Le mouvement des gilets jaunes s'est positionné, dès le début, comme une forme de révolte des habitants des zones périurbaines et/ou rurales contre les élites et/ ou populations aisées des grands centres urbains. Une série de revendications et de doléances ont été formulées rapidement après une mobilisation expresse autour des réseaux sociaux, et s'est rapidement cristallisée sur son opposition aux taxes (carbone, TVA), pour une augmentation des salaires, et l'adoption du référendum d'initiative citoyenne, comme mode de fonctionnement et de démocratie.

   Certes, si au départ, certaines difficultés sociales constatées et/ou revendications paraissaient légitimes, comme le problème de la dépendance excessive à la voiture et son corolaire environnemental et social, ou encore la persistance des inégalités économiques et territoriales qui minent la société française, le mouvement des gilets jaunes a commis manifestement deux erreurs: son refus d'une part de se structurer politiquement, en désignant des interlocuteurs crédibles et soudés, pour négocier avec les pouvoirs publics. D'autre part, sa stratégie simpliste, du moins de la base la plus radicale des gilets jaunes, constituant en un antiparlementarisme primaire (domiciles d'élus saccagés, parlementaires gravement insultés, demande de dissolution de l'Assemblée Nationale préalable à toute discussion), et la simple dénonciation du "président des riches" qui devait rendre gorge. Résultat des courses: un mouvement spontané, peu structuré, qui refuse toute médiation politique ou syndicale, s'exprime par la violence et provoque en retour la répression du gouvernement (usage de balles de défense, grenades d'encerclement, occasionnant une critique officielle du Parlement européen, exprimant son souci du "respect de l'intégrité physique" des manifestants et de "l'usage proportionné de la force", loi anticasseurs limitant sévèrement le droit à manifester). Résultat des courses: 2700 blessés (1000 du côté de la police, 1700 chez les manifestants), des dizaines de blessés graves à la tête, 5000 arrestations en trois mois: bref l'un des mouvements sociaux les plus durs que l'on a connu depuis une cinquantaine d'années.

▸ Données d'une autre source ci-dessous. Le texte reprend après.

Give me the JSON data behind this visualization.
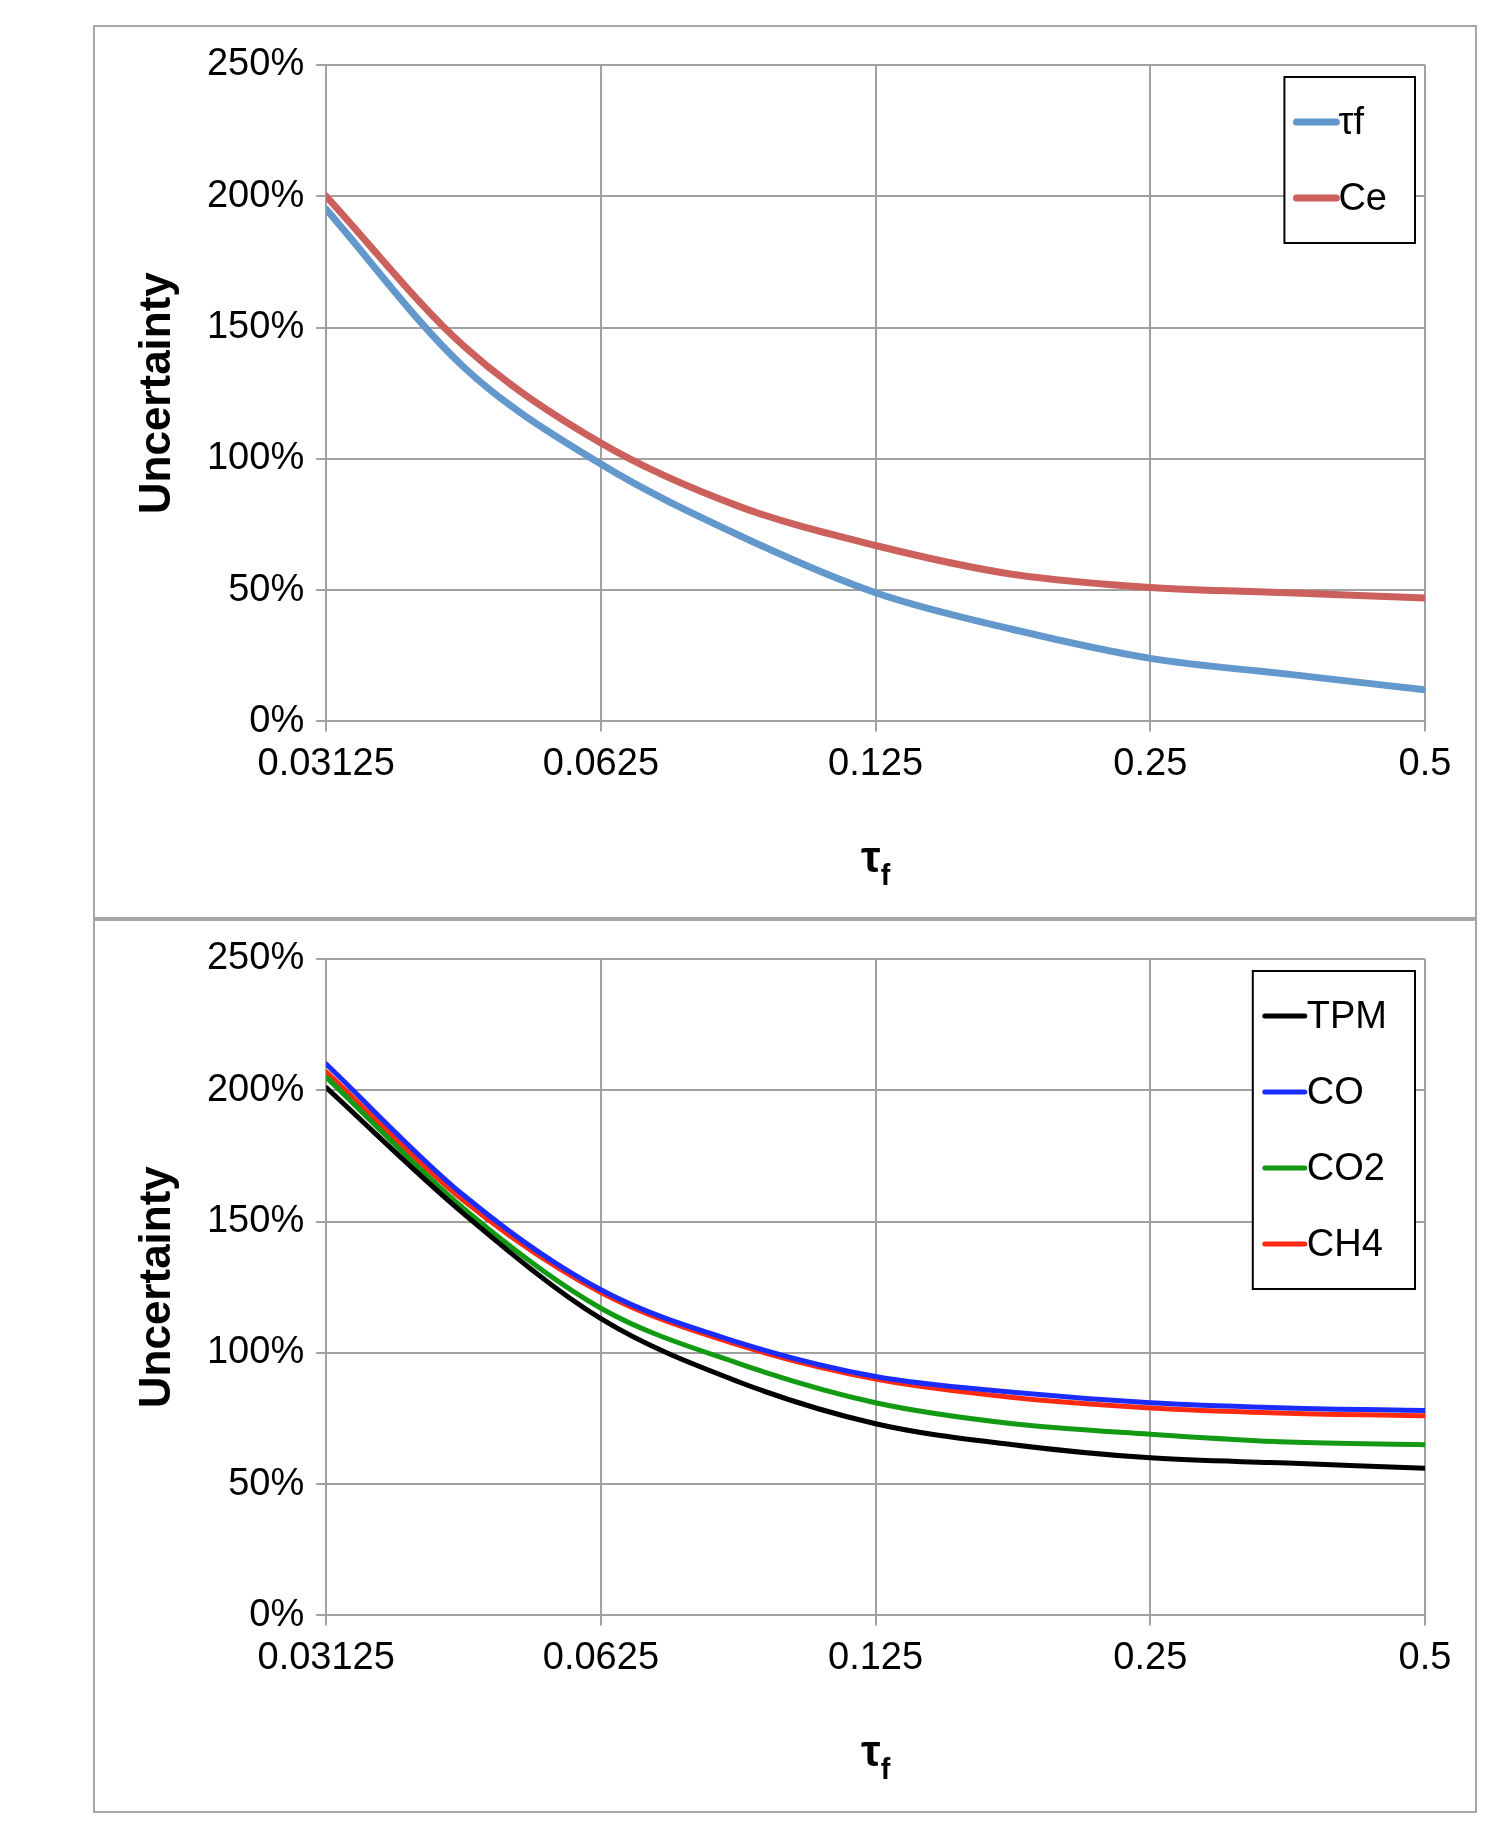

  Si le gouvernement français n'est pas exempt de tout reproche dans la gestion du conflit (gestion très sécuritaire du maintien de l'ordre, "grand débat" aux allures de campagne électorale ou vague consultation citoyenne, mais dont l'issue concrète semble très indécise, et l'impartialité sujette à caution), la responsabilité du mouvement des gilets jaunes dans l'échec d'une vraie négociation aux allures de conférence citoyenne, qui aurait pu impliquer les forces syndicales, citoyennes et politiques, n'est pas nulle. Pire encore: par son caractère trop spontané et le manque de maîtrise de sa communication, le mouvement des gilets jaunes favorise les passages à l'acte inadmissibles: la parole antisémite se renforce, même si elle n'est pas, loin s'en faut, l'apanage de ce mouvement social, et qu'elle préexistait nettement avant l'émergence de celui-ci.

 Tout ceci ne prédispose rien de bon: l'absence manifeste de culture politique, les discours simplistes, peuvent provoquer un retour de bâton inquiétant: stigmatisation des précaires, limitation des espaces de liberté, discours réactionnaires et non plus progressistes ni solidaires. On risque de passer largement à côté de l'image "exemplaire" des sans culottes que les initiateurs de ce mouvement pensaient incarner au départ.